The area of nerve coaptation then is immobilized for a longer time postoperatively (nerve graft, 10-14 days; nerve repair, 3 weeks; nerve transfer, 7-10 days), though the patient is instructed in range-of-motion (ROM) exercises for the joints proximal and distal to the immobilized region. For example, a median nerve repair at the wrist would be immobilized with a wrist-resting splint, and the patient would continue with ROM for the fingers, elbow, and shoulder.
After the surgical procedure, the patient is referred to the hand therapist, initially for immobilization (eg, splinting), education regarding postoperative care, and exercises. The initial goals of postoperative therapy are to regain passive ROM of the joints and soft tissues that have been immobilized. The patient should be instructed in exercises to maintain strength in the unaffected muscles. In the later stages, sensory and motor reeducation are recommended to maximize the outcome.
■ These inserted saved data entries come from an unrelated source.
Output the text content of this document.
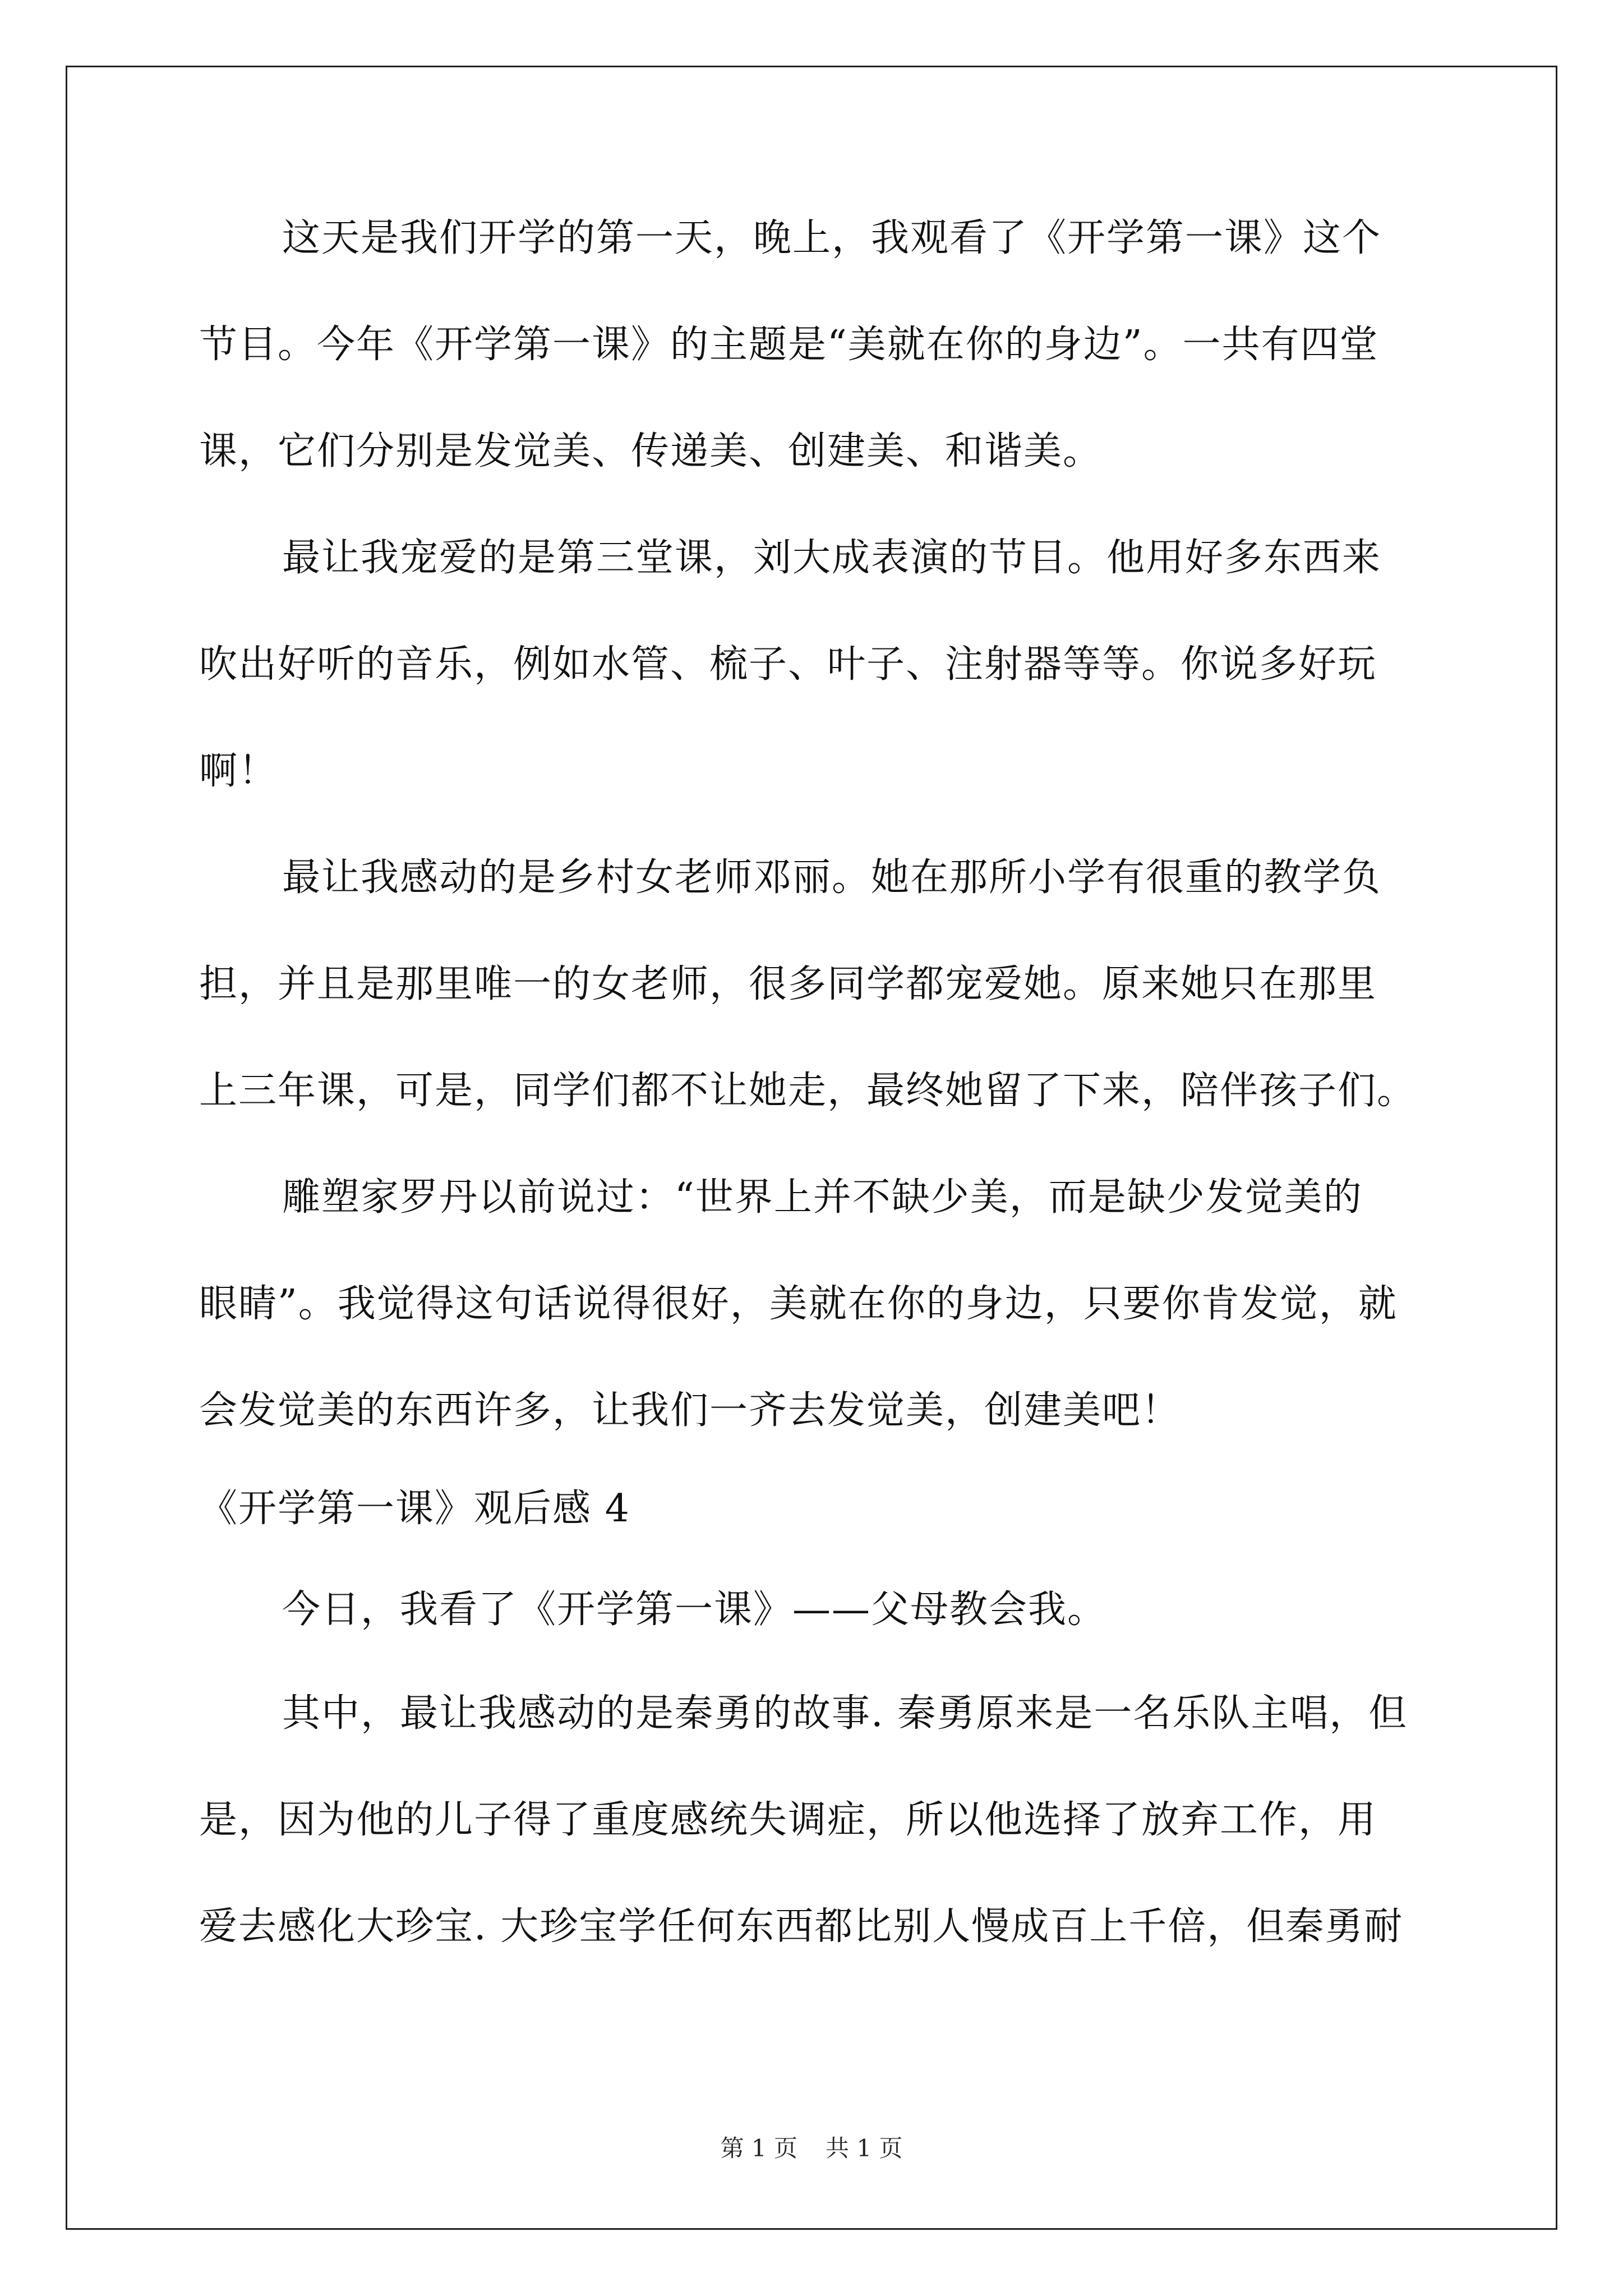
这天是我们开学的第一天，晚上，我观看了《开学第一课》这个
节目。今年《开学第一课》的主题是“美就在你的身边”。一共有四堂
课，它们分别是发觉美、传递美、创建美、和谐美。
最让我宠爱的是第三堂课，刘大成表演的节目。他用好多东西来
吹出好听的音乐，例如水管、梳子、叶子、注射器等等。你说多好玩
啊！
最让我感动的是乡村女老师邓丽。她在那所小学有很重的教学负
担，并且是那里唯一的女老师，很多同学都宠爱她。原来她只在那里
上三年课，可是，同学们都不让她走，最终她留了下来，陪伴孩子们。
雕塑家罗丹以前说过：“世界上并不缺少美，而是缺少发觉美的
眼睛”。我觉得这句话说得很好，美就在你的身边，只要你肯发觉，就
会发觉美的东西许多，让我们一齐去发觉美，创建美吧！
《开学第一课》观后感 4
今日，我看了《开学第一课》——父母教会我。
其中，最让我感动的是秦勇的故事. 秦勇原来是一名乐队主唱，但
是，因为他的儿子得了重度感统失调症，所以他选择了放弃工作，用
爱去感化大珍宝. 大珍宝学任何东西都比别人慢成百上千倍，但秦勇耐
第 1 页 共 1 页
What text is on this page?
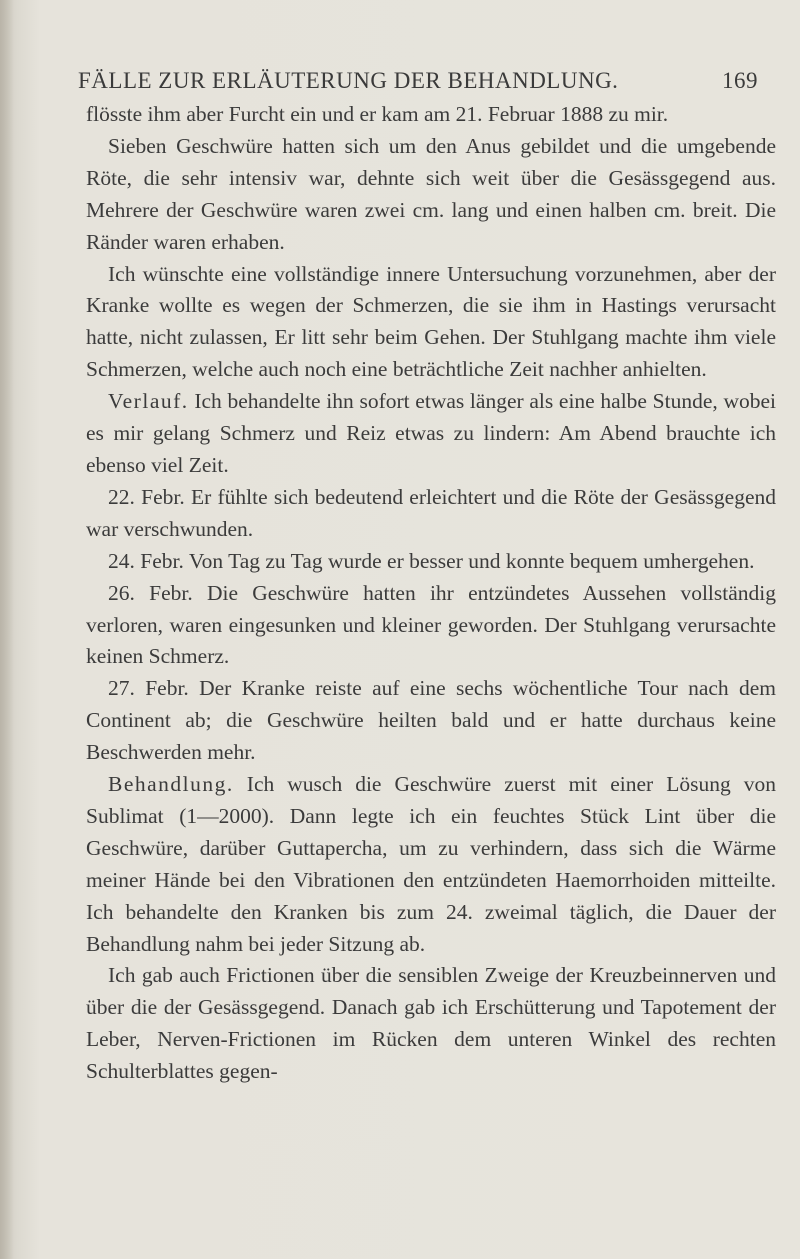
FÄLLE ZUR ERLÄUTERUNG DER BEHANDLUNG.	169

flösste ihm aber Furcht ein und er kam am 21. Februar 1888 zu mir.

Sieben Geschwüre hatten sich um den Anus gebildet und die umgebende Röte, die sehr intensiv war, dehnte sich weit über die Gesässgegend aus. Mehrere der Geschwüre waren zwei cm. lang und einen halben cm. breit. Die Ränder waren erhaben.

Ich wünschte eine vollständige innere Untersuchung vorzunehmen, aber der Kranke wollte es wegen der Schmerzen, die sie ihm in Hastings verursacht hatte, nicht zulassen, Er litt sehr beim Gehen. Der Stuhlgang machte ihm viele Schmerzen, welche auch noch eine beträchtliche Zeit nachher anhielten.

Verlauf. Ich behandelte ihn sofort etwas länger als eine halbe Stunde, wobei es mir gelang Schmerz und Reiz etwas zu lindern: Am Abend brauchte ich ebenso viel Zeit.

22. Febr. Er fühlte sich bedeutend erleichtert und die Röte der Gesässgegend war verschwunden.

24. Febr. Von Tag zu Tag wurde er besser und konnte bequem umhergehen.

26. Febr. Die Geschwüre hatten ihr entzündetes Aussehen vollständig verloren, waren eingesunken und kleiner geworden. Der Stuhlgang verursachte keinen Schmerz.

27. Febr. Der Kranke reiste auf eine sechs wöchentliche Tour nach dem Continent ab; die Geschwüre heilten bald und er hatte durchaus keine Beschwerden mehr.

Behandlung. Ich wusch die Geschwüre zuerst mit einer Lösung von Sublimat (1—2000). Dann legte ich ein feuchtes Stück Lint über die Geschwüre, darüber Guttapercha, um zu verhindern, dass sich die Wärme meiner Hände bei den Vibrationen den entzündeten Haemorrhoiden mitteilte. Ich behandelte den Kranken bis zum 24. zweimal täglich, die Dauer der Behandlung nahm bei jeder Sitzung ab.

Ich gab auch Frictionen über die sensiblen Zweige der Kreuzbeinnerven und über die der Gesässgegend. Danach gab ich Erschütterung und Tapotement der Leber, Nerven-Frictionen im Rücken dem unteren Winkel des rechten Schulterblattes gegen-
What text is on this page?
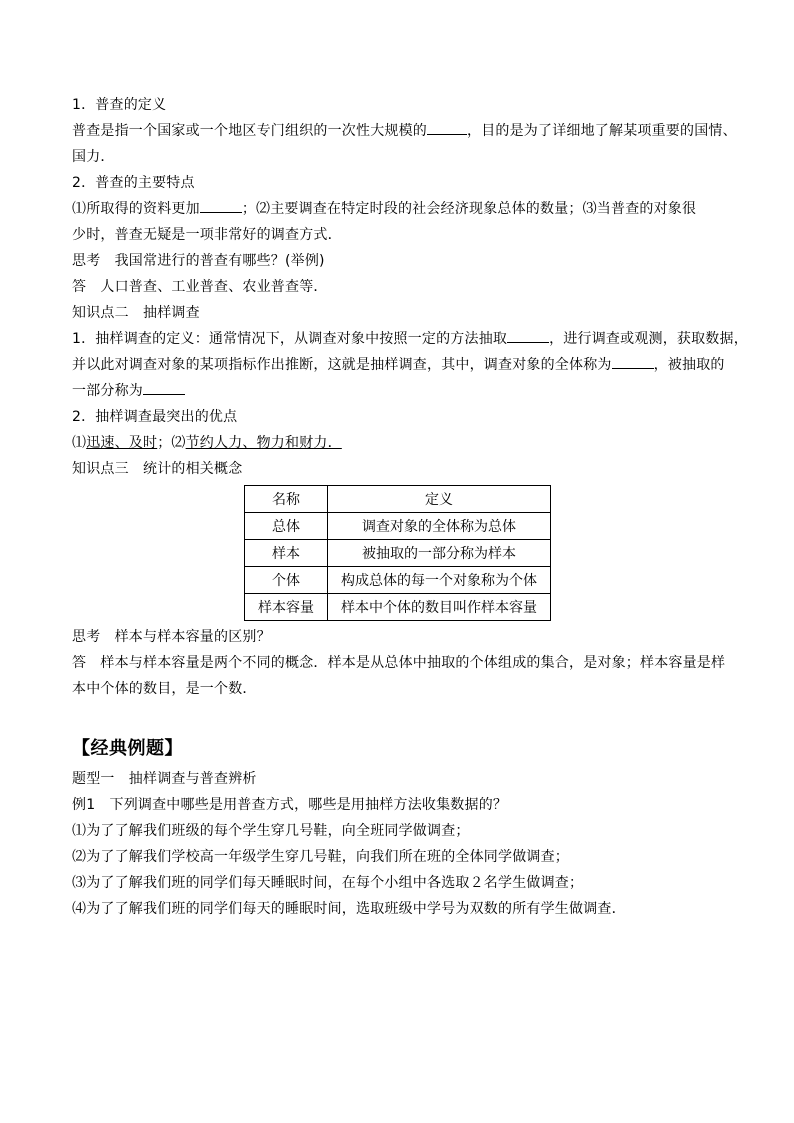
1．普查的定义
普查是指一个国家或一个地区专门组织的一次性大规模的	，目的是为了详细地了解某项重要的国情、
国力．
2．普查的主要特点
⑴所取得的资料更加	；⑵主要调查在特定时段的社会经济现象总体的数量；⑶当普查的对象很
少时，普查无疑是一项非常好的调查方式．
思考　我国常进行的普查有哪些？(举例)
答　人口普查、工业普查、农业普查等．
知识点二　抽样调查
1．抽样调查的定义：通常情况下，从调查对象中按照一定的方法抽取	，进行调查或观测，获取数据，
并以此对调查对象的某项指标作出推断，这就是抽样调查，其中，调查对象的全体称为	，被抽取的
一部分称为
2．抽样调查最突出的优点
⑴迅速、及时；⑵节约人力、物力和财力．
知识点三　统计的相关概念
名称	定义
总体	调查对象的全体称为总体
样本	被抽取的一部分称为样本
个体	构成总体的每一个对象称为个体
样本容量	样本中个体的数目叫作样本容量
思考　样本与样本容量的区别？
答　样本与样本容量是两个不同的概念．样本是从总体中抽取的个体组成的集合，是对象；样本容量是样
本中个体的数目，是一个数．
【经典例题】
题型一　抽样调查与普查辨析
例1　下列调查中哪些是用普查方式，哪些是用抽样方法收集数据的？
⑴为了了解我们班级的每个学生穿几号鞋，向全班同学做调查；
⑵为了了解我们学校高一年级学生穿几号鞋，向我们所在班的全体同学做调查；
⑶为了了解我们班的同学们每天睡眠时间，在每个小组中各选取２名学生做调查；
⑷为了了解我们班的同学们每天的睡眠时间，选取班级中学号为双数的所有学生做调查．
Complications of nerve surgery are similar to those of other types of surgery and include infection, hematoma, seroma, and injury to surrounding structures, including vascular structures or nerves, particularly in complex reconstructions involving mixed nerve injuries or scarred regions.
Initially, the patient is monitored for postoperative wound healing. After immobilization and once full passive ROM has been regained, the patient is monitored every few months to evaluate for evidence of distal target reinnervation.
With nerve regeneration, a Tinel sign progresses distally along the nerve. With muscle reinnervation, a muscle contraction is visible; and with sensory reinnervation, the patient initially responds to light touch. Depending on the level of injury, the patient may continue to progress for varying periods; with distal injuries, maximal function is reached more quickly than with proximal brachial plexus injuries, which continue to improve 2-3 years after surgery.